Le célibat a apporté deux choses dans ma vie : des envies nocturnes de crème glacée, et du temps pour regarder des séries. Ces deux pratiques se passant au lit, bien entendu.

Alors j’ai découvert cette chaine de fast Food qui s’appelle DQ. C’est un peu comme un Burger King ou un Mc Donald’s, rien de bien exceptionnel si ce n’est que 1/ c’est en face de mon lieu de travail et 2/ ils proposent un choix infini de choses à mettre dans ta crème glacée. La ou les Mc Flury ne se déclinent qu’en version Oreo, M&m’s et Daim, DQ propose pas moins de 15 gâteaux, confiseries et nappages à combiner les uns aux autres. Les serveurs, excellents en terme de relation interpersonnelle, t’assurent que ce n’est pas MAL de mélanger Oreo, pate a cookie et Reese dans un seul pot de glace : non, c’est BON, c’est délicieux, vous ne le regretterez pas ! Faites-vous plaisir, vous l’avez bien mérité avec votre journée de travail.

Donc chaque soir vers 22h30, après mon shift au resto, je discute de longues minutes avec l’un des serveurs rassurants à propos de la meilleure combinaison possible. Puis, boostée par leurs propos bien rodés, je me lance a toute berzingue dans une aventure gustative insensée et politiquement incorrecte jusqu’à mon lit ou, à défaut d’un homme, m’attend mon PC pour un visionnage tardif de Sex and the City.

Oui d’accord, cette série a été tournée du temps où les tours jumelles de New York en constituaient encore la figure emblématique. J’ai 10 ans de retard, comme d’habitude, mais je dois dire qu’à l’époque j’étais tout simplement trop jeune pour comprendre le génie de ce scenario. Aujourd’hui, non seulement je comprends les préoccupations de ces femmes, mais je les comprends d’autant plus que je vis moi aussi en Amérique du Nord. Et les filles, sachez une chose : être une européenne ici, en terme de relation hommes-femmes, ça n’a RIEN à voir avec ce qu’on connait sur le vieux continent.

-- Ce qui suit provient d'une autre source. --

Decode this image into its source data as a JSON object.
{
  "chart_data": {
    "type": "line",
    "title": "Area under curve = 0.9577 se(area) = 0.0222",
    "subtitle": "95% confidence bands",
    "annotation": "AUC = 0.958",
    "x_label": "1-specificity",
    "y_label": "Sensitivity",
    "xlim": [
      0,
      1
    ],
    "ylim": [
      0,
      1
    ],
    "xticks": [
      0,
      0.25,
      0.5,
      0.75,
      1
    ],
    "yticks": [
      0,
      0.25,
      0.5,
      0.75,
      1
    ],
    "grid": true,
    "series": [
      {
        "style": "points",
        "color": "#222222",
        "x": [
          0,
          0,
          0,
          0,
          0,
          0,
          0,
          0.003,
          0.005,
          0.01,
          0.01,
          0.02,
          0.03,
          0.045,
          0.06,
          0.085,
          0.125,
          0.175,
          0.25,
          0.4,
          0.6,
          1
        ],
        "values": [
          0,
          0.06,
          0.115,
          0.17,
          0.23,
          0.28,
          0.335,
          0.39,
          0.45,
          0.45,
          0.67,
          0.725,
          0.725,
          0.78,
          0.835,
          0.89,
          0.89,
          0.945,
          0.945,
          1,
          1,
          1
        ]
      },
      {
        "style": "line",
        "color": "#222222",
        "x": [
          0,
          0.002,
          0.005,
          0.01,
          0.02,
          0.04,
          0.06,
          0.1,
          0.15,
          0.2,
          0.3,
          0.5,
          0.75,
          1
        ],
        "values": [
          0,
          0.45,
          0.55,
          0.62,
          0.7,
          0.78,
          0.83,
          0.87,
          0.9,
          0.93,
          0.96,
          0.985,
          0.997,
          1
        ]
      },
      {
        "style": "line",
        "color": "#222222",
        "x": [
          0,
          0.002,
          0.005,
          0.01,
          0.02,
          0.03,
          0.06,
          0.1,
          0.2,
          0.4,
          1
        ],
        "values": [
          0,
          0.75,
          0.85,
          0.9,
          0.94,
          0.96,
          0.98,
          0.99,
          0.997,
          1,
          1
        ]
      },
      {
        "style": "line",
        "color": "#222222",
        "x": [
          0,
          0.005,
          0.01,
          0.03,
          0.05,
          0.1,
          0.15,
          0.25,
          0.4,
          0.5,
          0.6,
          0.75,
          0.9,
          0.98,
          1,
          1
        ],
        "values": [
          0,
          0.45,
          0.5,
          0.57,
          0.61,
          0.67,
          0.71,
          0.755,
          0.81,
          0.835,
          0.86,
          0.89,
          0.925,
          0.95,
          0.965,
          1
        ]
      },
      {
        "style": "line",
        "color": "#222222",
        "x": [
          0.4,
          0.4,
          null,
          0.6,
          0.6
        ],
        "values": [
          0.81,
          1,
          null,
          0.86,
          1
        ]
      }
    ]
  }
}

Alors je regardais la saison 1, au tout début de la relation entre Carrie et Mister Big. Ils batifolent joyeusement dans les rues de New York pendant presque une année, jusqu’à ce qu’elle découvre par hasard, au restaurant, que son homme fréquente encore d’autres femmes de temps en temps.

Si on était dans Plus Belle la Vie, Carrie se serait approchée de la table ou Mister Big et cette inconnue dinent aux chandelles, elle aurait jeté son verre de Cosmopolitan au visage du goujat, elle aurait fait un scandale, et ses copines et elle seraient sorties se la coller pour oublier que les hommes sont tous des salauds.

Mais là, on est dans Sex and the City. Carrie s’approche donc timidement de la table, salue la jeune inconnue et son Mister Big, avant de lui demander poliment à lui parler une minute en privée.

« Je ne savais pas que tu voyais d’autres femmes », se désole Carrie. Et son mec de lui répondre : « Je ne savais pas que nous étions en relation exclusive ».

Cette réponse improbable semble faire mouche puisque Carrie, convaincue, souhaite un bon diner à Big et quitte le restaurant, un peu vexée mais pas en colère pour un sous, en se demandant si par hasard ce ne serait pas sa faute à elle, pauvre femme, qui se serait fait trop de films sur cette relation dont les conditions n’avaient pas été clairement définies au préalable.

Vous saisissez le gasp culturel ?

Car c’est là le nœud du problème, le truc le plus mystérieux auquel j’ai été confrontée au cours de mes nombreux voyages en terres inconnues : les relations homme-femme au Canada (et il semblerait qu’il en soit de même pour les relations hommes-hommes, d’après certaines de mes sources).

Parce que je mène mon enquête ici, interrogeant à peu près tout le monde sur les histoires d’amour.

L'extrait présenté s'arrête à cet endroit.